Father of victim welcomes Breivik conviction

Anders Behring Breivik has been convicted of terrorism and premeditated murder for bomb and gun attacks that killed 77 people and sentenced to a special prison term that would allow authorities to keep him locked up for as long as he is considered dangerous.

Father of victim welcomes Breivik conviction

Anders Behring Breivik has been convicted of terrorism and premeditated murder for bomb and gun attacks that killed 77 people and sentenced to a special prison term that would allow authorities to keep him locked up for as long as he is considered dangerous.

Breivik, a self-styled anti-Muslim militant, looked pleased as Judge Wenche Elisabeth Arntzen read the ruling, declaring him sane enough to be held criminally responsible for Norway’s worst peacetime attacks.

Lawyers for the 33-year-old Norwegian said before the decision that Breivik would appeal any insanity ruling but accept a prison sentence.
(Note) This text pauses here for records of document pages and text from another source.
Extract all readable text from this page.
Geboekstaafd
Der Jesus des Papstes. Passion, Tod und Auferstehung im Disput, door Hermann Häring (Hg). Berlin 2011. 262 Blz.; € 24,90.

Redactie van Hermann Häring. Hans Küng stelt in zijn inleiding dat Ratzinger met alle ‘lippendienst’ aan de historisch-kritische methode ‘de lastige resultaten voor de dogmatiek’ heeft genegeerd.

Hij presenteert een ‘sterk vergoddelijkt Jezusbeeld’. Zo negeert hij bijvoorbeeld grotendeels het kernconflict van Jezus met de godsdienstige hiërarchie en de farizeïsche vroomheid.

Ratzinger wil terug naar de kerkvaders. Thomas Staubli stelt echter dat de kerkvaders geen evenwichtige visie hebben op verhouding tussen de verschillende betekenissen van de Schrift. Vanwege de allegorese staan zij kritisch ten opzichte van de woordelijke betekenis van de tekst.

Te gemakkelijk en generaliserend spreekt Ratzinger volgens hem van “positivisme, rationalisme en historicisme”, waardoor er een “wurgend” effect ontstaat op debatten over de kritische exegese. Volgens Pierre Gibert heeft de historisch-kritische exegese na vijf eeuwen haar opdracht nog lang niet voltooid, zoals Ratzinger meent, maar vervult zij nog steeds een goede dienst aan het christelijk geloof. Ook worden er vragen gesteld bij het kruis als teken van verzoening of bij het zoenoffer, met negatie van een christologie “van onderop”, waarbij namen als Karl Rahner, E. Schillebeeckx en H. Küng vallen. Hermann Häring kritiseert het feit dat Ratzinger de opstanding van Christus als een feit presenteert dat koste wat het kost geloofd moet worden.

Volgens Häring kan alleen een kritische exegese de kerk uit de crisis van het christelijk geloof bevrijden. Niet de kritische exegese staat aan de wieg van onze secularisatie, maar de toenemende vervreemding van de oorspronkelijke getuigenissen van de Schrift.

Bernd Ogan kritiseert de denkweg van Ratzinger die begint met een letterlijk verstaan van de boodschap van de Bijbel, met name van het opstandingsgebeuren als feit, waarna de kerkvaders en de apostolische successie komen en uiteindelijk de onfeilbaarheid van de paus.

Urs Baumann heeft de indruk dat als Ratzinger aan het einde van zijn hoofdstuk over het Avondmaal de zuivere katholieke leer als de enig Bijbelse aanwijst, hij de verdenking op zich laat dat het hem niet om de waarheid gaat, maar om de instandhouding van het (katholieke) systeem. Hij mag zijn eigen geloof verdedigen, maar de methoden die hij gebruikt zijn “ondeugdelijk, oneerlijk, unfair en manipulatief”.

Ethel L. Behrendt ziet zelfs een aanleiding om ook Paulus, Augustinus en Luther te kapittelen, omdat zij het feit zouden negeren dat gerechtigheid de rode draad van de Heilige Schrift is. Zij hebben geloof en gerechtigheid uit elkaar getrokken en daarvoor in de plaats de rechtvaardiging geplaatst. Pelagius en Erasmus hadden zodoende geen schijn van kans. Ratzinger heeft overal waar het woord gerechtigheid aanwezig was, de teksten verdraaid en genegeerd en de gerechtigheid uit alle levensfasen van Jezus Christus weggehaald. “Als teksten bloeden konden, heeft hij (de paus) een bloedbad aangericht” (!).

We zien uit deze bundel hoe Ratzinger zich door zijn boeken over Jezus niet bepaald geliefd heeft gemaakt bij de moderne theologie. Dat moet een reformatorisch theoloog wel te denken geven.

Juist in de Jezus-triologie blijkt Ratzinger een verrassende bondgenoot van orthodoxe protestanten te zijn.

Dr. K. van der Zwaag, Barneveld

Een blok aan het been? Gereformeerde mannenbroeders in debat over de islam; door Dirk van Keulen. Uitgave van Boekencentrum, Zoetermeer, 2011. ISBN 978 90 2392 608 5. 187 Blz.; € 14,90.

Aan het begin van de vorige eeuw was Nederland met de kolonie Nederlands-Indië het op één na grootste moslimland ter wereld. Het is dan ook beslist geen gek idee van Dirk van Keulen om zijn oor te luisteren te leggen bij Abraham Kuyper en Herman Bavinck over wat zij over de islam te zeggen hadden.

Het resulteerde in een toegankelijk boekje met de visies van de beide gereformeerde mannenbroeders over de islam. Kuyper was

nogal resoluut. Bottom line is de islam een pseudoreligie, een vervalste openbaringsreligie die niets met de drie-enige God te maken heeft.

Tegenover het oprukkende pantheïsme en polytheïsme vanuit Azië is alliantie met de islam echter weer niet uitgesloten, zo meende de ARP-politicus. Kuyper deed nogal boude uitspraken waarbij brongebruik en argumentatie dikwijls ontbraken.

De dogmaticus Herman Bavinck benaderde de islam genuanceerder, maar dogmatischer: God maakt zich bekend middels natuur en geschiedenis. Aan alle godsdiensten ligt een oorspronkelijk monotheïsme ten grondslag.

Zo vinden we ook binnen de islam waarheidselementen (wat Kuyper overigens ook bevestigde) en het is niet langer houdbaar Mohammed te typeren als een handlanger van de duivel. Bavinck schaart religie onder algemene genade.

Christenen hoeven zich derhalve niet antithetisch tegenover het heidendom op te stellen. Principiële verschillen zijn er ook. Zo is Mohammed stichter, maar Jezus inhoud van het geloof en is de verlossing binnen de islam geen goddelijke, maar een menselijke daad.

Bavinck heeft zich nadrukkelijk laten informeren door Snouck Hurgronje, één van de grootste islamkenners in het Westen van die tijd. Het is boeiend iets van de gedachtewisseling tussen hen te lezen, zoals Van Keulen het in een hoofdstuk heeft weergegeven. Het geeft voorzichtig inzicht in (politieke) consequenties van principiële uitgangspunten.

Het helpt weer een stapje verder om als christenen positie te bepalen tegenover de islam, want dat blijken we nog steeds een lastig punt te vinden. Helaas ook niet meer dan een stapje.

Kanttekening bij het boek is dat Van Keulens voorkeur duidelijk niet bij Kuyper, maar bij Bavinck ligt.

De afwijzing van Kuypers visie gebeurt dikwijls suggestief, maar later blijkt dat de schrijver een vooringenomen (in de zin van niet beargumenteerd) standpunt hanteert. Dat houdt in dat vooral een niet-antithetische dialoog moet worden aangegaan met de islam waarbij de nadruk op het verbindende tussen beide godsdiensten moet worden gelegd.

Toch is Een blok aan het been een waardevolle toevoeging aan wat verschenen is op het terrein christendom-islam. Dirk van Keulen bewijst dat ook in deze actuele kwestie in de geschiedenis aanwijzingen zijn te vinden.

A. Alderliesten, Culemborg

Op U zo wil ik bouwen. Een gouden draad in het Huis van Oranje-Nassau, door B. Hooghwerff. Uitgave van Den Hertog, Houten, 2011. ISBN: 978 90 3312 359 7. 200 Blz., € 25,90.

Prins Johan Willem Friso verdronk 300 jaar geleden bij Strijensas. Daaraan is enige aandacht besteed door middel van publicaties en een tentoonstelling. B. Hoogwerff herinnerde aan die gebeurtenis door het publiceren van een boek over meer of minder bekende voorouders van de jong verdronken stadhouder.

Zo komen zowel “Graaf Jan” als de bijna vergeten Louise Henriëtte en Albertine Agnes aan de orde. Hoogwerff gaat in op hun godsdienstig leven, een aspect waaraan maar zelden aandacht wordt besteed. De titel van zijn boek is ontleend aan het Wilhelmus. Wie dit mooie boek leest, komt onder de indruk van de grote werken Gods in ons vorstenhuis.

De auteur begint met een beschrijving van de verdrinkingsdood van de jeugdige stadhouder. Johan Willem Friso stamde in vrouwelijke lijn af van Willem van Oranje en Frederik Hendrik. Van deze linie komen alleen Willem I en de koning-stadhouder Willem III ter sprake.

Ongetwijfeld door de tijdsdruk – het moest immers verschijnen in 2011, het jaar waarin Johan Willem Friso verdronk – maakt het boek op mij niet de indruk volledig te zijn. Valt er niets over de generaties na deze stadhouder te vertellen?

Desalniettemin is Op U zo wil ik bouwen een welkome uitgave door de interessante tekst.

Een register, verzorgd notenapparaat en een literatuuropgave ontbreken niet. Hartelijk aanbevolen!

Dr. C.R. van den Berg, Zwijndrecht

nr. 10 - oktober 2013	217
Going against the recommendation of prosecutors, who had asked for an insanity ruling, Arntzen imposed a sentence of “preventive detention”, a special prison term for criminals considered dangerous to society.

She set the minimum length of imprisonment to 10 years and the maximum at 21 years, the longest allowed under Norwegian law.

However, such sentences can be extended under Norwegian law as long as an inmate is considered dangerous.

Wearing a dark suit and sporting a thin beard, Breivik smirked as he walked in to the courtroom to hear his sentence and raised a clenched-fist salute.

Breivik, 33, confessed to the attacks during the trial, describing in gruesome detail how he detonated a car bomb at the government headquarters in Oslo and then opened fire at the annual summer camp of the governing Labour Party’s youth wing.

Eight people were killed and more than 200 injured by the explosion.

Sixty-nine people, mostly teenagers, were killed in the shooting massacre on Utoya island. The youngest victim was 14.

Some who lost loved ones in the attacks welcomed the ruling.

“Now we won’t hear about him for quite a while. Now we can have peace and quiet,” Per Balch Soerensen, whose daughter was among those killed in the shooting massacre, told Denmark’s TV2.

“He doesn’t mean anything to me, he is just air.”

During the trial, Breivik said that being sent to an insane asylum would be the worst thing that could happen to him and accused Norwegian authorities of trying to cast him as sick to deflate his political views.

His lawyers say Breivik is already at work writing sequels to the 1,500-page manifesto he released on the internet before the attacks.